Homophobe: Now this one is easy. Let’s break the word down. Homo, “the genus of bipedal primates that includes modern humans and several extinct forms, distinguished by their large brains and a dependence upon tools. Phobe, “one fearing or averse to [something specified].” So by the literal definition, a homophobe is afraid of human beings. By urban definition, it refers to homosexuals. I’m not afraid of people (or at least the majority people), and as for the urban definition, I don’t care what you practice in your own life, just don’t force me to accept it. My brother was gay. I loved him unconditionally but not his lifestyle. Love the sinner, hate the sin.

Finally, Nazi: “A person who seeks to impose their views on others in a very autocratic or inflexible way.” Now what groups fall under this definition? The old adage involving glass house and stones comes to mind. By the way, the Nazi Party was “the National Socialist German Workers’ Party.” Also known as the Socialist Party. Where have we seen “Worker’s Party” and “Socialist Party” before? Which side seems to use those titles all the time? Again, not me.

One more – socialism: “A political and economic theory of social organization that advocates that the means of production, distribution and exchange should be owned or regulated by the community as a whole.” Moreover “[in Marxist theory] a transitional social state between the overthrow of capitalism and the realization of communism.”

Learn the meanings of words before you throw them around. Your ignorance is showing.

Go Galt and save the republic.

Alan Marshall



No Substitute

Dear Editor,

If self-worth is dependent on external validation such as pieces of paper or others agreement, then the sense of dignity can never be achieved.  It is a hunger that requires greater and greater bites to satisfy.  It is a pathway leading the individual to veer further away from the goal with every step, a journey with no end.  If dignity can be taken away by others opinions, than nothing can ever achieve it. True dignity comes from within, in spite of and independent of others.

Allowing the government to become the source of dignity is shallow and manipulative.  Any law that someone disagrees with can become offensive and destroy “dignity.”

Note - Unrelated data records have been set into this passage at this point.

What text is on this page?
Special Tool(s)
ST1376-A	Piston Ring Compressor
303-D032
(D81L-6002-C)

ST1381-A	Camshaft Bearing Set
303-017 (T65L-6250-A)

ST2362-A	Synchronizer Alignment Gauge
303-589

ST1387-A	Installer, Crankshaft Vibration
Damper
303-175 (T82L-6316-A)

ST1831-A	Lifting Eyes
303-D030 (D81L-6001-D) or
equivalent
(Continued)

Government interventions to strengthen or create internally lacking dignity will continue to extract increasing toll on society.  It is a formula for greater abuses of power and crimes.  After all, the Nazi’s felt dignity following the loss of World War I could only be achieved by segregation.  They invaded neighbors to rewrite the losses. When segregation didn’t restore dignity they attempted extermination of an entire race.  Basing governance on easily manipulated emotional constructs is death to democracy and undermines the rule of law.